Roxanne Bouchard (born 1972) is a Canadian writer and educator from Quebec. She is best known for her series of maritime crime fiction novels centred on the investigations of detective Joaquin Moralès in Quebec's Gaspé Peninsula.

== Early life and education ==
Born in Saint-Jérôme, Quebec in 1972, Roxanne Bouchard studied at the University of Montreal and then obtained a master's degree from Université du Québec à Montréal (UQAM). She has taught literature at the Joliette campus of the Cégep régional de Lanaudière starting in 1994, when she was completing her master's degree at UQAM.

== Literary career ==
Bouchard's first novel, Whisky et paraboles, was published in 2005. The novel won that year's Prix Robert-Cliche, awarded for a French-language novel of a Canadian author who had not published a novel before, as well as the 2007 grand prix de la relève littéraire Archambault, and it was a finalist for the Prix Anne-Hébert, an award for the first French-language novel by a Quebecoise writer.

In 2013, Bouchard published En terrain miné, which covers her five-year exchange of letters with a soldier in Afghanistan, corporal Patrick Kègle. 5 balles dans la tête, published in 2017, contains the recollections of wartime experiences of 25 active or retired members of the Canadian Armed Forces, mostly those who participated in the War in Afghanistan. In writing 5 balles dans la tête, she met with soldiers at CFB Valcartier and had them talk about their experiences, rather than ask them questions. At one point in the research process, in 2013, the memories became so overwhelming that bad dreams prevented her from sleeping and led her to pause her work until January 2014.
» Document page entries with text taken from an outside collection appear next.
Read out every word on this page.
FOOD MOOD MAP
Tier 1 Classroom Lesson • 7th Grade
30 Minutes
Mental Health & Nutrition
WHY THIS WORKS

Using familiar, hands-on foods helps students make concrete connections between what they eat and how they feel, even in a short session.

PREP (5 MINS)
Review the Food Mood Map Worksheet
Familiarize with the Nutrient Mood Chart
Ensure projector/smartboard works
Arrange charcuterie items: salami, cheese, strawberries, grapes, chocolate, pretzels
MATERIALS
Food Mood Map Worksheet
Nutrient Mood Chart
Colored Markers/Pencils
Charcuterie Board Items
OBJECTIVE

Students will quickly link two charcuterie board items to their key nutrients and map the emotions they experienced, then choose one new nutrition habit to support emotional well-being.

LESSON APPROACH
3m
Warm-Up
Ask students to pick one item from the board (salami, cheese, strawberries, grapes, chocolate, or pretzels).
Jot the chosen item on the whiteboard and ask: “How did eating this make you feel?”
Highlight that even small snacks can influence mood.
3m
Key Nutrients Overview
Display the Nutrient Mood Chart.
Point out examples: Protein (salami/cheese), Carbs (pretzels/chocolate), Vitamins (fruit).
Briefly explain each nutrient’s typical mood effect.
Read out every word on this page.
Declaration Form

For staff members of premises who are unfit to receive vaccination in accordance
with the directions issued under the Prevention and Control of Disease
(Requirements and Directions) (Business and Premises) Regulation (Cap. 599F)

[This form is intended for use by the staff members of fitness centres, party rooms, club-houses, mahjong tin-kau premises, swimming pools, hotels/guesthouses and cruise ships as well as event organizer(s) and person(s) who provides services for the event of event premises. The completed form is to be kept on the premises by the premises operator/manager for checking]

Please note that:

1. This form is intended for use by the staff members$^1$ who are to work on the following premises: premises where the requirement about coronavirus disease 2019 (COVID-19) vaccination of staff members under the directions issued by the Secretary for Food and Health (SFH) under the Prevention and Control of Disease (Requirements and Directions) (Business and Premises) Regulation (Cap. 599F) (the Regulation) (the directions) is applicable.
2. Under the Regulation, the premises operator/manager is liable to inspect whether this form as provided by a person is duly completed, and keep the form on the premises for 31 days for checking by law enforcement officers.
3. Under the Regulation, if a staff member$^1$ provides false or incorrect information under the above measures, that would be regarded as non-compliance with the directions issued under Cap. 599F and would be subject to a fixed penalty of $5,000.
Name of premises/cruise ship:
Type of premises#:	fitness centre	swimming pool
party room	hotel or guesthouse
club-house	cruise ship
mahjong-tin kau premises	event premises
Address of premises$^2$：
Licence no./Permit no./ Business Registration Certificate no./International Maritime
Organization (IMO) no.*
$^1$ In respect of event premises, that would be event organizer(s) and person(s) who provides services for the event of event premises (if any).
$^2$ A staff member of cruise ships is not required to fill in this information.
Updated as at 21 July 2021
=== Detective Moralès series ===
Bouchard is best known for her series of maritime crime novels following the investigations of detective Joaquin Moralès in the Gaspé Peninsula of Quebec. In the first novel of the series, titled Nous étions le sel de la mer (2014), Moralès investigates a body washed up from the sea. The novel was a 2015 Prix France-Québec finalist. Its sequel, La Mariée de corail, was published by Éditions Libre Expression in 2020; in the novel, Moralès investigates the disappearance of a lobster boat captain. The novel won the 2021 Best French Crime Book award from the Crime Writers of Canada and topped the online sales chart of the Académie des lettres du Québec in August 2020. The third novel of the series, Le murmure des hakapiks, was published in 2021. Two parallel and converging storylines make up the novel, one in which Moralès is investigating the assault of a teenager, while her friend Simone Lord, a Fisheries Officer introduced in the previous novel, monitors a seal hunt aboard a trawler. The novel was nominated for the Crime Writers of Canada award for Best French Crime Book in 2022.

English versions of the original French-language novels–We Were the Salt of the Sea (2018), The Coral Bride (2020), and Whisper of the Seals (2022)–were translated by David Warriner and published by British publisher Orenda Books. In 2020, Swiss publisher Atrium Verlag obtained rights for a German-language version of the first two novels. The Coral Bride was longlisted for the 2021 CWA Dagger for Crime Fiction in Translation from the United Kingdom-based Crime Writers' Association.

Nous étions le sel de la mer was selected as the Quebec representative for the 2023 edition of the book debate show Le Combat des livres, where it was defended by actor Gilles Renaud.

== Bibliography ==
=== Novels ===
- Bouchard, Roxanne (2005). "Whisky et Paraboles" Reissued in 2008.
- Bouchard, Roxanne (2007). "La Gifle"
- Bouchard, Roxanne (2012). "Crématorium Circus"
- Bouchard, Roxanne (2012). "En terrain miné: orrespondance en temps de guerre"
- Bouchard, Roxanne (2016). "J't'aime encore - monologue amoureux"
- Bouchard, Roxanne (2017). "Cinq balles dans la tête"

=== Detective Moralès series ===
- Bouchard, Roxanne (2014). "Nous étions le sel de la mer"
  - English edition: Warriner, David. We Were the Salt of the Sea, Orenda Books, 2018.
- Bouchard, Roxanne (2020). "La Mariée de corail"
  - English edition: Warriner, David. The Coral Bride, Orenda Books, 2020.
- Bouchard, Roxanne (2021). "Le murmure des hakapiks"
  - English edition: Warriner, David. Whisper of the Seals, Orenda Books, 2022.